M. P. : « Nous savons que 8 à 10% des agriculteurs seront en extrême difficultés. Potentiellement, certains pourraient même devoir arrêter leurs activités. Et cela conduira à une nouvelle restructuration de l’agriculture. A la fois des fermes mais également des entreprises qui les entourent… C’est pour cela qu’à l’assemblée générale de Dijon Céréales, nous nous projetterons sur une future union, qui s’appellera Alliance, avec les coopératives Bourgogne du Sud et Interval (Haute-Saône, Jura). Cela nous permettra de valoriser les territoires et de faire des économies de structure. Nous sommes sur des produits à valeur ajoutée très basse, donc chaque fois que l’on peut gagner un euro à la tonne cela fait plus d’argent pour les producteurs. Nous sommes parfaitement là dans notre objectif originel, à savoir défendre le revenu de nos adhérents. C’est un marché, du transport, de la logistique, de la facturation… c’est toute une organisation que nous mettons en place et qui n’est pas neutre. En grossissant, nous gagnerons en intermédiation, soit en coût de travail et en charges, et ce, afin de valoriser les récoltes des agriculteurs. Nous devons être meilleurs que les autres… Nous venons ainsi de mettre en route Logivia, un transport en commun qui succède à Dijon Céréales Logistique, pour être plus efficient. Nous cherchons ainsi la taille critique pour être le plus performant possible au service de nos adhérents. Nous sommes aujourd’hui dans une coopérative intermédiaire qui produit environ 1 million de tonnes et nous visons les 2 millions en traitement de céréales. Ce que nous réussirons avec l’union des coopératives que nous voulons faire ».

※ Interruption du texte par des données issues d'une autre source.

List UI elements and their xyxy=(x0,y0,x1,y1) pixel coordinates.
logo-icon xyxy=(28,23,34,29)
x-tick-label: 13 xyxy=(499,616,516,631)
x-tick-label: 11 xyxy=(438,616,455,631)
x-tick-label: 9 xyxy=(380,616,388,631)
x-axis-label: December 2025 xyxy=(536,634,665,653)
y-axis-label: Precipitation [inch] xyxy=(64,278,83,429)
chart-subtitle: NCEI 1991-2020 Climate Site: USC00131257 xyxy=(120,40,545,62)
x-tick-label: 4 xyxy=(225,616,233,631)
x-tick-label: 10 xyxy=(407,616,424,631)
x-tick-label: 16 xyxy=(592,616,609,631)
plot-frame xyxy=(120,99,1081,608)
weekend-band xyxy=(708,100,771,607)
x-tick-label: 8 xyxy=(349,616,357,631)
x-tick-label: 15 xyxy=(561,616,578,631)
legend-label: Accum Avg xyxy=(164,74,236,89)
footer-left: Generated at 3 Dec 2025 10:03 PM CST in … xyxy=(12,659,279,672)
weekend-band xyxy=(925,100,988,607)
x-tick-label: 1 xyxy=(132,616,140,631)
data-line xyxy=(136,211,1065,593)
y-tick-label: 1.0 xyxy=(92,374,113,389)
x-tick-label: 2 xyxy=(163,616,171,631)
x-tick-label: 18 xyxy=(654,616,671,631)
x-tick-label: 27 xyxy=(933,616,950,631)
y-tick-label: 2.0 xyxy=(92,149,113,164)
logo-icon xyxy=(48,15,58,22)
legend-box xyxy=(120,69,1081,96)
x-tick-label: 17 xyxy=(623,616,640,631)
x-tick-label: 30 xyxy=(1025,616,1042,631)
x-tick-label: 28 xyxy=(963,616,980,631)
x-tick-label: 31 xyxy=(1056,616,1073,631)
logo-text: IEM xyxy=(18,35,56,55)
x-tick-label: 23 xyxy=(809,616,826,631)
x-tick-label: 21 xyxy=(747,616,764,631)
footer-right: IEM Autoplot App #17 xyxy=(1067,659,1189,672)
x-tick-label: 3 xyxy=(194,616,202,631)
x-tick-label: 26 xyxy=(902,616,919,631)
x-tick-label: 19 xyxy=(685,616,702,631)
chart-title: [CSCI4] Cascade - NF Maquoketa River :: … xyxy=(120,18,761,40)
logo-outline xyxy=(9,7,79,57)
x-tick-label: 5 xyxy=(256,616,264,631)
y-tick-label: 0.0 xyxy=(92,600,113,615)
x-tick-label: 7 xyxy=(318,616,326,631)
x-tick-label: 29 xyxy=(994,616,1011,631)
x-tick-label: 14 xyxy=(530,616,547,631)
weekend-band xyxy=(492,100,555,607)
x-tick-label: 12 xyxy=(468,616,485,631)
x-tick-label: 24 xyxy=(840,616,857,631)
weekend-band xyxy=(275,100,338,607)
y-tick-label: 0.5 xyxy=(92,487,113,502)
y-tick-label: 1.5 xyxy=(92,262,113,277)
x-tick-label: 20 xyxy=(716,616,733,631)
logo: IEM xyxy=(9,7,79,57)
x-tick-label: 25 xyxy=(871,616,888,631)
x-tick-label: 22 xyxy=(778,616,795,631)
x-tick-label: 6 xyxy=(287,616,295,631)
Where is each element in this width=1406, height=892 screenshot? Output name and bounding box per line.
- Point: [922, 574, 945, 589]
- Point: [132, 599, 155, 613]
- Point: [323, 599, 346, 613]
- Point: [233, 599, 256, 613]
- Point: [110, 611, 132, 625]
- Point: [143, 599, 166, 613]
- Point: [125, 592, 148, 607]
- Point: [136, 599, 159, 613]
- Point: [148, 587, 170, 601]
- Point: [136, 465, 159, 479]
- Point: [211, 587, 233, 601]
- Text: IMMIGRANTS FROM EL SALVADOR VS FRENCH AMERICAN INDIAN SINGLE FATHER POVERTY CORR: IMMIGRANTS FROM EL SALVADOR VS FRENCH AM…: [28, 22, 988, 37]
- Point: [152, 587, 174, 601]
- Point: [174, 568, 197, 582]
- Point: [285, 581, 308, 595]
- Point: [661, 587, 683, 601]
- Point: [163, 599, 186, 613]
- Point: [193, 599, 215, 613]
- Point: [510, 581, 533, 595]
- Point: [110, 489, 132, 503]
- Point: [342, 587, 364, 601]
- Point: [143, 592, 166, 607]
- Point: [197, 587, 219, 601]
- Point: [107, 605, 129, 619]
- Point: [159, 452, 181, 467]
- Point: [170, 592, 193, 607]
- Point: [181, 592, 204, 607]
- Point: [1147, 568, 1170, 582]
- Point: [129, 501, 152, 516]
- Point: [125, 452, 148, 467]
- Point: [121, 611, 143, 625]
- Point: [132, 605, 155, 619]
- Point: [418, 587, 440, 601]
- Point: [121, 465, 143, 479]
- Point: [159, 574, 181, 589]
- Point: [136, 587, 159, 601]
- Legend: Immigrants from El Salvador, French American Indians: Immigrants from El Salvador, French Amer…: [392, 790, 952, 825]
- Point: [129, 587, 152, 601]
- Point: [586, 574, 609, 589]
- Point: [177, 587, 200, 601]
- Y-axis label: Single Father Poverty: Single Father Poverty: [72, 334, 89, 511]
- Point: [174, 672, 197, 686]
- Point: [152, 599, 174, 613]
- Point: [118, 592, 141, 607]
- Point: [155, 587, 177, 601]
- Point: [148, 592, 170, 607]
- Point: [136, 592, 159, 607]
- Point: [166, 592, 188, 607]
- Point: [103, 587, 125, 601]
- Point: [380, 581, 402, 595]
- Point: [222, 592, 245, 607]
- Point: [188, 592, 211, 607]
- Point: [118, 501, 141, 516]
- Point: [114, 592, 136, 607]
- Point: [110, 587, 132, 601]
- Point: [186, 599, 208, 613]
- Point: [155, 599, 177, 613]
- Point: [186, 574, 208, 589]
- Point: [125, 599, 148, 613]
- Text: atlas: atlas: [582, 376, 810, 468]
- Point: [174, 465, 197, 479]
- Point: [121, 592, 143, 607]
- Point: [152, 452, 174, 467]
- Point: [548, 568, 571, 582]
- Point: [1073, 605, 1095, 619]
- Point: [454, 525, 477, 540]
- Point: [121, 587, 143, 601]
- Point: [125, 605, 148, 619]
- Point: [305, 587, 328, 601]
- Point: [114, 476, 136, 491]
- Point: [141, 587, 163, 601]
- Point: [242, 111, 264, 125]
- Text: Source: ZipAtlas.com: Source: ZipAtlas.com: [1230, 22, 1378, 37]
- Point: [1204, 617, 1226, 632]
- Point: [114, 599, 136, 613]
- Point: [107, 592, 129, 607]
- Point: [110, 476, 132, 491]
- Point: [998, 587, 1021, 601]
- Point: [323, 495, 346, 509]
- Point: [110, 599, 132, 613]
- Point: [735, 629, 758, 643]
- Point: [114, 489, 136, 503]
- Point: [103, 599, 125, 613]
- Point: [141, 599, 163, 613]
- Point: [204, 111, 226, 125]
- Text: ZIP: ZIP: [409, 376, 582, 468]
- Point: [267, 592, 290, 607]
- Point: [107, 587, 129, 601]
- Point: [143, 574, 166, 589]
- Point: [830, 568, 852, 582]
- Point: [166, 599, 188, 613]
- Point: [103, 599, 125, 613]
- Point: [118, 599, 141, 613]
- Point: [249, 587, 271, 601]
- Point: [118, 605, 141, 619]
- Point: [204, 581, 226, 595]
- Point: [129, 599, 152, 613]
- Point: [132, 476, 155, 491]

Dijon l’Hebdo : Que ce soit avec le pôle Vitagora ou encore avec le groupe InVivo, vous placez aussi l’innovation au cœur de vos actions…
M. P. : « Il nous faudra ensemble réinvestir dans la recherche et l’innovation parce que l’agriculture prend actuellement un virage. Nous sommes évidemment 100% favorables au bio et aux marchés courts mais il faut savoir que ce ne sont, pour l’instant, que des marchés de niche. Il faut les pousser et nous le faisons. Nous avons financé le plus important moulin bio d’Europe à Aiserey. C’est important de le rappeler… L’enseigne Frais d’Ici que nous avons ouverte à Chenôve y participe aussi pleinement… La construction en aval d’entreprises qui appartiennent à la coopération permet là aussi de faire des économies d’échelle. Ensemble, avec des moyens communs et un gros chiffre d’affaires, c’est plus simple. Mais nous avons surtout un virage à prendre en ce qui concerne l’agriculture connectée. L’agriculture va entrer dans l’ère du numérique et nous ne pouvons pas manquer ce tournant. L’innovation est aujourd’hui permanente avec l’agriculture de précision, de conservation, d’agroécologie… : reconnaissance par drones, évaluation numérique des besoins en phytosanitaires, en engrais, en eau des terres et des plantes… Dijon Céréales a mis en place des clubs de réflexion et nous investissons déjà à travers InVivo pour ne pas manquer ce tournant. Et nous allons continuer ».